Under the military's pre-deployment screening process -- routinely no more than a single, self-reported mental health question on a form -- troops with serious mental disorders are not being identified, and others whose mental illnesses are known are being deployed anyway.

The Army acknowledges in studies that more than 9% of deploying troops have serious psychiatric disorders.

Military investigative reports and interviews with family members also show that some service members who committed suicide in 2004 and 2005 were kept on duty despite clear signs of mental distress, sometimes after being prescribed antidepressants with little or no mental health counseling or monitoring. Those findings conflict with Army regulations adopted last year that caution against the use of antidepressants for extended deployments.

"I can't imagine something more irresponsible than putting a soldier suffering from stress on [antidepressants], when you know these drugs can cause people to become suicidal and homicidal," said Vera Sharav, president of the watchdog Alliance for Human Research Protection. "You're creating chemically activated time bombs."

Although Defense Department standards for enlistment disqualify recruits who suffer post-traumatic stress disorder, the military is redeploying service members to Iraq who fit that criterion.

Eight months ago, Staff Sgt. Bryce Syverson, of Richmond, Va., was so unsteady that doctors at Walter Reed Army Medical Center wouldn't let him wear socks or a belt.

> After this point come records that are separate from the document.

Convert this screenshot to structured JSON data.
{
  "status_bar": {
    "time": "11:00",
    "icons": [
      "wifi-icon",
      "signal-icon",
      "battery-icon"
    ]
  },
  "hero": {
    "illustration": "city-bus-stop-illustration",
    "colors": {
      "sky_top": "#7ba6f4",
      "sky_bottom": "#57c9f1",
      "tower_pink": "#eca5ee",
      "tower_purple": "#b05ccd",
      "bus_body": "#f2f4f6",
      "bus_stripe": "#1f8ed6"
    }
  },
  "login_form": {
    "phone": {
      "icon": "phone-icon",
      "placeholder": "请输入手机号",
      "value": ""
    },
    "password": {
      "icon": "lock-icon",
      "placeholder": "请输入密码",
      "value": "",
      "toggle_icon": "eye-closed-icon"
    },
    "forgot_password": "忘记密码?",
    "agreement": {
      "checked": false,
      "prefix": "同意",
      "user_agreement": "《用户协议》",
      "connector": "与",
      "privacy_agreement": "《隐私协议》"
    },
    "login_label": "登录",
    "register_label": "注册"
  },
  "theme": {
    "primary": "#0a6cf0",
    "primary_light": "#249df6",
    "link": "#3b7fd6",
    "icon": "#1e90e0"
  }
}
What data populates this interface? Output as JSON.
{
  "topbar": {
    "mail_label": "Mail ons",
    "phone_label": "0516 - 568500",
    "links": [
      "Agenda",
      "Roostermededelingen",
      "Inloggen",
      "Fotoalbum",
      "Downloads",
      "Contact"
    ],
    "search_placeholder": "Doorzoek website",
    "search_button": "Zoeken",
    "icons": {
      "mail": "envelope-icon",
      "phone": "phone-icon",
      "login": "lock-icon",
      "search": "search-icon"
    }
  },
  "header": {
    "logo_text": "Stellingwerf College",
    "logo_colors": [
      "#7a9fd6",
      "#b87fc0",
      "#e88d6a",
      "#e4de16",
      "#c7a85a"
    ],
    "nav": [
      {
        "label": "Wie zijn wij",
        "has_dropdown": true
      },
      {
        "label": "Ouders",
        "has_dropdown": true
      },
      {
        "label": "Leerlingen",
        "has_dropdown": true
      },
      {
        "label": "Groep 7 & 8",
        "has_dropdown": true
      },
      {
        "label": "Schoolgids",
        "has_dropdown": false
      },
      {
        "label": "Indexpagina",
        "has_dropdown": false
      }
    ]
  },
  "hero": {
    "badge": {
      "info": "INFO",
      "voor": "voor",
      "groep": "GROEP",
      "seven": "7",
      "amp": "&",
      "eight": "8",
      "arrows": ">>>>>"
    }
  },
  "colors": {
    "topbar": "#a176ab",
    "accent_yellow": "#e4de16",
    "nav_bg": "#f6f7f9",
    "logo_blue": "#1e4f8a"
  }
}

Syverson, 27, had landed in the psychiatric unit after a breakdown that doctors traced to his 15-month tour in Iraq as a gunner on a Bradley fighting vehicle. He was diagnosed with post-traumatic stress disorder and depression, and was put on suicide watch and antidepressants.

Today, Syverson is back in the combat zone, part of a quick-reaction force in Kuwait that could be deployed at any time.

But he hasn't quite managed to get his bearings.

"Nearly died ... out here on a nice and really mild night because of the medication that I am taking," he wrote in a recent e-mail to his parents and brothers. "Head about to explode from the blood swelling inside, the lightening storm that happened in my head, the blurred vision, confusion, dizziness and a whole lot more. Not the best feeling in the entire world to have after being here for two days."

Dr. Arthur S. Blank Jr., a psychiatrist who helped to get post-traumatic stress disorder recognized as a diagnosis after the Vietnam War, said: "I'm concerned that people who are symptomatic are being sent back. That has not happened before in our country."